En revanche, par infirmation du jugement entrepris, les circonstances de l’espèce ne justifient pas d’assortir l’injonction faite au salarié de ce chef du prononcé d’une astreinte.

6 – Sur les demandes accessoires

La SAS Veodis Sûreté, partie perdante à l’instance au sens des dispositions de l’article 696 du code de procédure civile, doit être tenue d’en supporter les entiers dépens de première instance et d’appel.

Il serait par ailleurs inéquitable, au regard des circonstances de l’espèce comme des situations économiques des parties, de laisser à la charge de M. [I] [R] l’intégralité des sommes qu’il a été contraint d’exposer en justice pour la défense de ses intérêts, de sorte qu’il convient de condamner la SAS Veodis Sûreté à lui verser la somme de 2’500’euros au titre des frais irrépétibles exposés en première instance et en cause d’appel.

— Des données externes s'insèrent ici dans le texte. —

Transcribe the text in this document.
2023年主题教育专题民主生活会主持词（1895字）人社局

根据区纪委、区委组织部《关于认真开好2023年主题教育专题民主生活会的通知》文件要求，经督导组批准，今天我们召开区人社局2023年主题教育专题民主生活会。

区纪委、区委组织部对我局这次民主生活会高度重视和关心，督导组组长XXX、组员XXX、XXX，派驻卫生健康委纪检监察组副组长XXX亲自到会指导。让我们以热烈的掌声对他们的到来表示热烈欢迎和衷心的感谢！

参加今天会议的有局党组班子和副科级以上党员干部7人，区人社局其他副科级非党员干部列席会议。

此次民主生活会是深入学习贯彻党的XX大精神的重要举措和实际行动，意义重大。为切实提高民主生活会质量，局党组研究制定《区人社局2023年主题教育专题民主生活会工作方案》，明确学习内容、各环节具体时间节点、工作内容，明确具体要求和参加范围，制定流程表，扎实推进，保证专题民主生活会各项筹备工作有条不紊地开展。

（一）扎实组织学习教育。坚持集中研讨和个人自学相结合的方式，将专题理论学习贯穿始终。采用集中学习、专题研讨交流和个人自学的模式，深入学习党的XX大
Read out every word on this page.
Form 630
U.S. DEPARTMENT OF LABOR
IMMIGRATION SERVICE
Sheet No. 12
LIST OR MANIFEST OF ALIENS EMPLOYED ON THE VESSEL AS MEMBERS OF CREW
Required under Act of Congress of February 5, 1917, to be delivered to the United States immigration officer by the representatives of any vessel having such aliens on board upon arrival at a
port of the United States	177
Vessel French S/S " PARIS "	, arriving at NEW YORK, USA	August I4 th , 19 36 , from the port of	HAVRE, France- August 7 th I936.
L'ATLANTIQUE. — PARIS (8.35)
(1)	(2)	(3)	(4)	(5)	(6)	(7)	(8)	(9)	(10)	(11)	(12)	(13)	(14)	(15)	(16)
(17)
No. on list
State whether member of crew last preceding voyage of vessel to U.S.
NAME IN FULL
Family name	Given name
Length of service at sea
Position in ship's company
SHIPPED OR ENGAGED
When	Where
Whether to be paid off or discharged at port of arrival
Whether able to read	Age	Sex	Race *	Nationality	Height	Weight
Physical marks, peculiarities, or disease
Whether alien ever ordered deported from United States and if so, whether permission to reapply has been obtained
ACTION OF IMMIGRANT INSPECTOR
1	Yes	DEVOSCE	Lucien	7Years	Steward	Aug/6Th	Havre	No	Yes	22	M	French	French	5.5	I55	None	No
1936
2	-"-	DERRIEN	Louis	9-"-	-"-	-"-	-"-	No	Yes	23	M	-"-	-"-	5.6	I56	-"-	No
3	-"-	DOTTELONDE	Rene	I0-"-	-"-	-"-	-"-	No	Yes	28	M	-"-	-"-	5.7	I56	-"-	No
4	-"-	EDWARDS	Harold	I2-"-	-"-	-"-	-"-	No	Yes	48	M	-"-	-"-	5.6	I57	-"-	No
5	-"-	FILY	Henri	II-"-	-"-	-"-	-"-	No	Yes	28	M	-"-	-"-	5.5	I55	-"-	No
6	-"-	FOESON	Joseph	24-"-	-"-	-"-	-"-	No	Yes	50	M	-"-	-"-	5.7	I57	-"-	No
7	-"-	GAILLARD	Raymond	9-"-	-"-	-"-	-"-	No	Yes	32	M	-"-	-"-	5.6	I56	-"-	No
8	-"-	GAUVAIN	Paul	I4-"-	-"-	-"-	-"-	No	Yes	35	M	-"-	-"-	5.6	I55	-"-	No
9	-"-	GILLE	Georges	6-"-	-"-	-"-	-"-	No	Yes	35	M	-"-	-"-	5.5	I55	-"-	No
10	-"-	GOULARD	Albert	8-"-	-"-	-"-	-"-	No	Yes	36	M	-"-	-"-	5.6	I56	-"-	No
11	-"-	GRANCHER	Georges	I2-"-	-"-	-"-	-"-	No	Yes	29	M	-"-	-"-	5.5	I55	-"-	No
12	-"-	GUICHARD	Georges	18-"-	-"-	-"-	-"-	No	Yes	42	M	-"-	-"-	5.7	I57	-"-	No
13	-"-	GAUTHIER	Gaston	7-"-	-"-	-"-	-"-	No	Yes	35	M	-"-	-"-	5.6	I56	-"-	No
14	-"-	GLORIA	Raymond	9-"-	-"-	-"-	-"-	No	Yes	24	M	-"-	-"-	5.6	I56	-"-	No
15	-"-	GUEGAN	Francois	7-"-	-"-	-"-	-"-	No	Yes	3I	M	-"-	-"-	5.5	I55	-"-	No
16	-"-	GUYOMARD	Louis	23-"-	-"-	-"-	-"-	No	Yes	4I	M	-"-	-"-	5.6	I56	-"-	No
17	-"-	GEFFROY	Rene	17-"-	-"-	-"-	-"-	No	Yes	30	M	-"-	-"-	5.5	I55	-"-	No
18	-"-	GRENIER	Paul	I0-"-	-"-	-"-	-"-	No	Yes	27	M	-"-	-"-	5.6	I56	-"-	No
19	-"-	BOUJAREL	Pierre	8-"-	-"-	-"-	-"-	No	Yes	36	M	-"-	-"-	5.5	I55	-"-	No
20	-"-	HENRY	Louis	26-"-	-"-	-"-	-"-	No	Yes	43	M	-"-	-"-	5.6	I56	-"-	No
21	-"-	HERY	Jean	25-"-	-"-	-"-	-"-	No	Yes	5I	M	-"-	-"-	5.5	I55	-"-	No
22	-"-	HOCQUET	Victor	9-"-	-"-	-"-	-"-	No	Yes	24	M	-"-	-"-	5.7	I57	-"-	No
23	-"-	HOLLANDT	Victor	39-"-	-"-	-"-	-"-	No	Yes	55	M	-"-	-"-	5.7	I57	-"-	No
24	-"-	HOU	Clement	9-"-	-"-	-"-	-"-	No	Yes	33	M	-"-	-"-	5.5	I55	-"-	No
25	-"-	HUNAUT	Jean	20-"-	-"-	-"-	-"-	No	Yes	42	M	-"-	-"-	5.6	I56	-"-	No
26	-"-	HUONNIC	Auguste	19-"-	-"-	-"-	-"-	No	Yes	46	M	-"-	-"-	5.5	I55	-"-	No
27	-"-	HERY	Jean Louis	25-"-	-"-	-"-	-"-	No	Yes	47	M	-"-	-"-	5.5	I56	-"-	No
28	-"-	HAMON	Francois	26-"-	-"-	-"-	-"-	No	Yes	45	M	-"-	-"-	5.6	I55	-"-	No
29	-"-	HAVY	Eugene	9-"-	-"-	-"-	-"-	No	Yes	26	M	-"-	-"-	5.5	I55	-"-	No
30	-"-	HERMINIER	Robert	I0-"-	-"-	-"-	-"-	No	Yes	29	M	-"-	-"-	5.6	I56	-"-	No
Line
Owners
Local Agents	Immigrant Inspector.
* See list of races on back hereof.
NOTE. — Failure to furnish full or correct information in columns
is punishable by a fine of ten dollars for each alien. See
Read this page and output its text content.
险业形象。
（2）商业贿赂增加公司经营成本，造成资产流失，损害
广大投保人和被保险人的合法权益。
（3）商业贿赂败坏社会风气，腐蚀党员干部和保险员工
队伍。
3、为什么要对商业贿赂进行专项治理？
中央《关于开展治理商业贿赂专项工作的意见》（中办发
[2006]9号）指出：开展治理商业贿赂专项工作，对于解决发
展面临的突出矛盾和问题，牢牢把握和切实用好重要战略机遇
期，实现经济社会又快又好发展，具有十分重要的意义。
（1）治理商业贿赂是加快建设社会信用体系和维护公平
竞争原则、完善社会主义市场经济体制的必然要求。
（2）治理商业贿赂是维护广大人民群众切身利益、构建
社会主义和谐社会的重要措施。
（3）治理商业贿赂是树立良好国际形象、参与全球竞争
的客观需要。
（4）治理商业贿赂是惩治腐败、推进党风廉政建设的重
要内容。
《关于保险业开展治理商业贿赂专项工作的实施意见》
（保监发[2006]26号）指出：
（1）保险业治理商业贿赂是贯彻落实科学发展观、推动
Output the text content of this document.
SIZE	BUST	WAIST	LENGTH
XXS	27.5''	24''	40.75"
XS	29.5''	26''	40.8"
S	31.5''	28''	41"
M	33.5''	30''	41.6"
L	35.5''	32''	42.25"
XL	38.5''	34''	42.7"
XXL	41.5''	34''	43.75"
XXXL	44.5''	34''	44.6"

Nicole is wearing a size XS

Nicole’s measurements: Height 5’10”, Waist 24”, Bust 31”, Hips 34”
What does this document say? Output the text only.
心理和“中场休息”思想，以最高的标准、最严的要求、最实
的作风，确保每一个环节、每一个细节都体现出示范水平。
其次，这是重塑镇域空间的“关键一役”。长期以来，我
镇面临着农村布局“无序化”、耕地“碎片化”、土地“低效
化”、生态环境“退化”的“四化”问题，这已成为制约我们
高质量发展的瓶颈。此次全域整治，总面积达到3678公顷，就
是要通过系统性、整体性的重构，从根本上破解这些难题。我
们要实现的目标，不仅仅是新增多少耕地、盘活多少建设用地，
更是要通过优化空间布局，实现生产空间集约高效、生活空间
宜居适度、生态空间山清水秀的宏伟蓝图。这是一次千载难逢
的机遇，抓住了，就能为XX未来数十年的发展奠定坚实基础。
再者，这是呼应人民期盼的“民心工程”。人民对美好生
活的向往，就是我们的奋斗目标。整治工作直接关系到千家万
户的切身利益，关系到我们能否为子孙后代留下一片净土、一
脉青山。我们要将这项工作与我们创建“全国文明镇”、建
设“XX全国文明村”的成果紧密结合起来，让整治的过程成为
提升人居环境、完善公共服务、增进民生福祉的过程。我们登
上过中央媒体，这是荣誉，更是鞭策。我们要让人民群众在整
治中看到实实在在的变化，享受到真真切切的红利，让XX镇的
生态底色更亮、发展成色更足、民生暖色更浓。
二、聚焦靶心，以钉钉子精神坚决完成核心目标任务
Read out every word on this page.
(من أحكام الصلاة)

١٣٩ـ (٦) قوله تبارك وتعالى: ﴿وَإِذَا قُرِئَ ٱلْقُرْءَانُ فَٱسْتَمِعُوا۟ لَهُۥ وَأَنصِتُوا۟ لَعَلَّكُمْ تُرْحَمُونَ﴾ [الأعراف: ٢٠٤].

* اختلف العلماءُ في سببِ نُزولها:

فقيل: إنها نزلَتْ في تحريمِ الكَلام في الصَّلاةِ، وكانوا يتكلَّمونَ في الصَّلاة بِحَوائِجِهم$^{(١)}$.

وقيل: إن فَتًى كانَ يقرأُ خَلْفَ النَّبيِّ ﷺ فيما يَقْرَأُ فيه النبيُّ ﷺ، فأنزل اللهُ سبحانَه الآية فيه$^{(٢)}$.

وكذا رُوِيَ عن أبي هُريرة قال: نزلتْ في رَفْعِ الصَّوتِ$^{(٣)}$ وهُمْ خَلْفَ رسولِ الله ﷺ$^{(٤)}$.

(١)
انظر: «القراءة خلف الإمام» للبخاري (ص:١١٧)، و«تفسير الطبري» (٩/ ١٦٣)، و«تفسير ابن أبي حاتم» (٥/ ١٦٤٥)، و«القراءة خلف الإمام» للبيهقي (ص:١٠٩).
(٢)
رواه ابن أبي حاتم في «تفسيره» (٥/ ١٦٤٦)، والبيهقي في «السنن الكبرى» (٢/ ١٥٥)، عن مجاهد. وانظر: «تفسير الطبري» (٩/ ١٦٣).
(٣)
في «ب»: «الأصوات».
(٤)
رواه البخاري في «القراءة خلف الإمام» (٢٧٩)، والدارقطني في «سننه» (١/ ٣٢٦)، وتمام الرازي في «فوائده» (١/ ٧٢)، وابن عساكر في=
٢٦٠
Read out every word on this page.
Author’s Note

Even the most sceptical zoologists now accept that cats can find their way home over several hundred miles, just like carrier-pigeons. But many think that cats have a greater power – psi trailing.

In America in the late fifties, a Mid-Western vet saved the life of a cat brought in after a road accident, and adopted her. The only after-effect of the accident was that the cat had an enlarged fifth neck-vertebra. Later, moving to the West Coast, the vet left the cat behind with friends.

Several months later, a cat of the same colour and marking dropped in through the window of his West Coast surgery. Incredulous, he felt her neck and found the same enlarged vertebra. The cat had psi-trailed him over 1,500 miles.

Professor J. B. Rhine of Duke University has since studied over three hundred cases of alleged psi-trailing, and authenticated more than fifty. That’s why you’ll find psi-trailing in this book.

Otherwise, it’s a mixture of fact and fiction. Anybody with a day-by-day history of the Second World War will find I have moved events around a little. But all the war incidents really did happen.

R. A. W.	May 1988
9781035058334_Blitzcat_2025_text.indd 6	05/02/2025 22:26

En conséquence, la demande indemnitaire de la société au titre des frais irrépétibles qu’elle a engagés est rejetée.

PAR CES MOTIFS

La cour, statuant publiquement, contradictoirement, dans les limites de l’appel et après en avoir délibéré conformément à la loi’;

CONFIRME le jugement entrepris en ce qu’il a’:

– Débouté M. [I] [R] de sa demande au titre de l’engagement contractuel,

– Ordonné à M. [I] [R] de restiter à la SAS Veodis Sûreté la carte sim du téléphone portable ayant comme numéro 06.81.94.05 et à lui communiquer le relevé d’identité opérateur (RIO) correspondant,

– Débouté la SAS Veodis Sûreté de sa demande au titre de l’article 700 du code de procédure civile’;

L’INFIRME pour le surplus’;

Statuant à nouveau et y ajoutant,

PRONONCE la nullité du licenciement de M. [I] [R] en date du 15 février 2019′;

CONDAMNE la SAS Veodis Sûreté à payer à M. [I] [R] les sommes suivantes’:

– 31 907,49’euros bruts (trente-et-un mille neuf cent sept euros et quarante-neuf centimes) au titre du rappel de commissions,

– 3 190,75’euros (trois mille cent quatre-vingt-dix euros et soixante-quinze centimes) au titre des congés payés afférents,

– 2 324,95 euros (deux mille trois cent vingt-quatre euros quatre-vingt-quinze centimes) au titre de l’indemnité légale de licenciement,

– 22 319,55 euros bruts (vingt-deux mille trois cent dix-neuf euros et cinquante-cinq centimes) au titre de l’indemnité de préavis,

– 2 231,96 euros bruts (deux mille deux cent trente-et-un euros et quatre-vingt-seize centimes) au titre des congés payés afférents,

– 44’639,10’euros bruts (quarante-quatre mille six cent trente-neuf euros et dix centimes) à titre de dommages et intérêts pour licenciement nul.

DÉBOUTE la SAS Veodis Sûreté de sa demande de prononcé d’une astreinte’;

DÉBOUTE la SAS Veodis Sûreté de sa demande au titre de l’article 700 du code de procédure civile’;

CONDAMNE la SAS Veodis Sûreté à payer à M. [I] [R] la somme de 2’500’euros (deux mille cinq cents euros) au titre de l’article 700 du code de procédure civile’;

CONDAMNE la SAS Veodis Sûreté aux entiers dépens de première instance et d’appel.

Prononcé publiquement par mise à disposition de l’arrêt au greffe de la Cour, les parties ayant été préalablement avisées dans les conditions prévues au deuxième alinéa de l’article 450 du code de procédure civile.

Signé par M. Frédéric BLANC, Conseiller faisant fonction de Président de section, et par Mme Carole COLAS, Greffière à laquelle la minute de la décision a été remise par le magistrat signataire.